The new program is the second of its kind in the country, and it uses dogs to help veterans who struggle with post traumatic stress disorder.
Director of Training Shaun Woodard said animals can be a source of therapy for some.
“We stepped out and said, ‘We believe that dogs can help,’ so we're going to find funding, we're going to build a program to help the veterans with PTSD, TBI, depression, anxiety disorders, etc,” he said.
Canines with a Cause teamed up with the Utah Department of Corrections, and inmates are paired with a dog—which they train to be a therapy animal.

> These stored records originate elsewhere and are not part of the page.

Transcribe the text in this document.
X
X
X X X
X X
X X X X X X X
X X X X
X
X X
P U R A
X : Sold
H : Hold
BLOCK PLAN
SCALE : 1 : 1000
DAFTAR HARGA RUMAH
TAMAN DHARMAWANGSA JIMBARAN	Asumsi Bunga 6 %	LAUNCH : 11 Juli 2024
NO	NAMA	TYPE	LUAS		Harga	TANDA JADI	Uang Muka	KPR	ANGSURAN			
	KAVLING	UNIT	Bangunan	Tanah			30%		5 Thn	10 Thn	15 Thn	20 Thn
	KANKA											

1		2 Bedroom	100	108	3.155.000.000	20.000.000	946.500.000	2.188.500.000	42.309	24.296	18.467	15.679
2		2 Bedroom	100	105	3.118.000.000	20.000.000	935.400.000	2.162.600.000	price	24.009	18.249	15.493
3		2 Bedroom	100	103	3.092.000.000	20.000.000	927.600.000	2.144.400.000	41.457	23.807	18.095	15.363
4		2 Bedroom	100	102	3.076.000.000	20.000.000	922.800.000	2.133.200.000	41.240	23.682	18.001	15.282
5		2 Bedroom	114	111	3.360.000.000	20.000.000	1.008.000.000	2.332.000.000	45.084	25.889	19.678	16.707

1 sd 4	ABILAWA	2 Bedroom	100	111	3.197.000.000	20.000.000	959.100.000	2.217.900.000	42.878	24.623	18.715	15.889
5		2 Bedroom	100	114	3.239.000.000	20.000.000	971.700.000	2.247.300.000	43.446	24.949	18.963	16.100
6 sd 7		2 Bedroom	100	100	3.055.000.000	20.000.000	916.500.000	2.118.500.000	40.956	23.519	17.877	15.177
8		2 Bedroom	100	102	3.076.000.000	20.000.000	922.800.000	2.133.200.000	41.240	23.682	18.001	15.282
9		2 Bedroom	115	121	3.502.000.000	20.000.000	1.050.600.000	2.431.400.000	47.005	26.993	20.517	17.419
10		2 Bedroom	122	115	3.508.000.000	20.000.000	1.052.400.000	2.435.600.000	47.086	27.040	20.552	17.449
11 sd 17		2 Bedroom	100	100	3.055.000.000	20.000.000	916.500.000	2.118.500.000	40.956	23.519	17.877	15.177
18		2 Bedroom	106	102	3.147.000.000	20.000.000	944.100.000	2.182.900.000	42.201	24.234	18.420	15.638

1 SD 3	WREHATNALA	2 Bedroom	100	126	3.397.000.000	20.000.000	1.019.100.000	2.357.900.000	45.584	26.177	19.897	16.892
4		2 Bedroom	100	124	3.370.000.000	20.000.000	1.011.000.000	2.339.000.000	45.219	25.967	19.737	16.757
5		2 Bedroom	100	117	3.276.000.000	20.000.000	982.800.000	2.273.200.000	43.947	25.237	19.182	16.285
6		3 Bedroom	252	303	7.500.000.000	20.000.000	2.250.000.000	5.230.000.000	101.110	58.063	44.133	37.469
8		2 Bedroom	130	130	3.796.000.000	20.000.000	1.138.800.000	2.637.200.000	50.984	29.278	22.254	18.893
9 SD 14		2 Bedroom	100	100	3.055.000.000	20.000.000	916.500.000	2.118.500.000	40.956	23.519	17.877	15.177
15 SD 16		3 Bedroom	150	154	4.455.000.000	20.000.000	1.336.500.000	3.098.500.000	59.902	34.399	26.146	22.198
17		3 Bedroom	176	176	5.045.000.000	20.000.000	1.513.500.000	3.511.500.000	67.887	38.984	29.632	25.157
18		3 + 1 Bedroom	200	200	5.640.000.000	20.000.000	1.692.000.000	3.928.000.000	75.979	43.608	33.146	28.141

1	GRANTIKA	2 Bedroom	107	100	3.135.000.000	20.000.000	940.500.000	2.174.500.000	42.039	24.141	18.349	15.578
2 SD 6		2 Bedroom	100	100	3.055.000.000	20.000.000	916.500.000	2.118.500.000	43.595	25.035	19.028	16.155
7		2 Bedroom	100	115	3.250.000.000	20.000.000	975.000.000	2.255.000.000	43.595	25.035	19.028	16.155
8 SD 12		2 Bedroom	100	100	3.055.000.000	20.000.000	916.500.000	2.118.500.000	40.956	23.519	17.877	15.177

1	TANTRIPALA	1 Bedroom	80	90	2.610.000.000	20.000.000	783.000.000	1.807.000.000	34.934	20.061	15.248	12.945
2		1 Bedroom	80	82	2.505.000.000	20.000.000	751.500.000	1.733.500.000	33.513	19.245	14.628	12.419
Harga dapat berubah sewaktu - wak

"It's pretty amazing for many of the women here, in prisoners or offenders in general bringing a dog in really might be the first living thing that they've touched and been allowed to touch for 10 years, so that's a big deal," Woodard said.
Lt. Tanya Nicholes, Utah State Corrections, said the program helps inmates.
"They've grown as people,” Nicholes said. “They want to give back to society. They want to do community service; this is all for free. They are up at 6 o'clock in the morning and don't go to bed until 10 o'clock at night and that's on top of all of the things that we require of them."
Those who are behind the program call it a three-way rescue.
“Even the first day when they got to bring the dogs on the unit, some of the hardest offenders melted and were yelling for the puppy to come to them,” Nicholes said. “The staff is also very excited about it as well. And I've had staff from my unit go over to the other unit just to get to know the dogs."
Officials said the program has trained and placed more than 200 dogs with Utah veterans.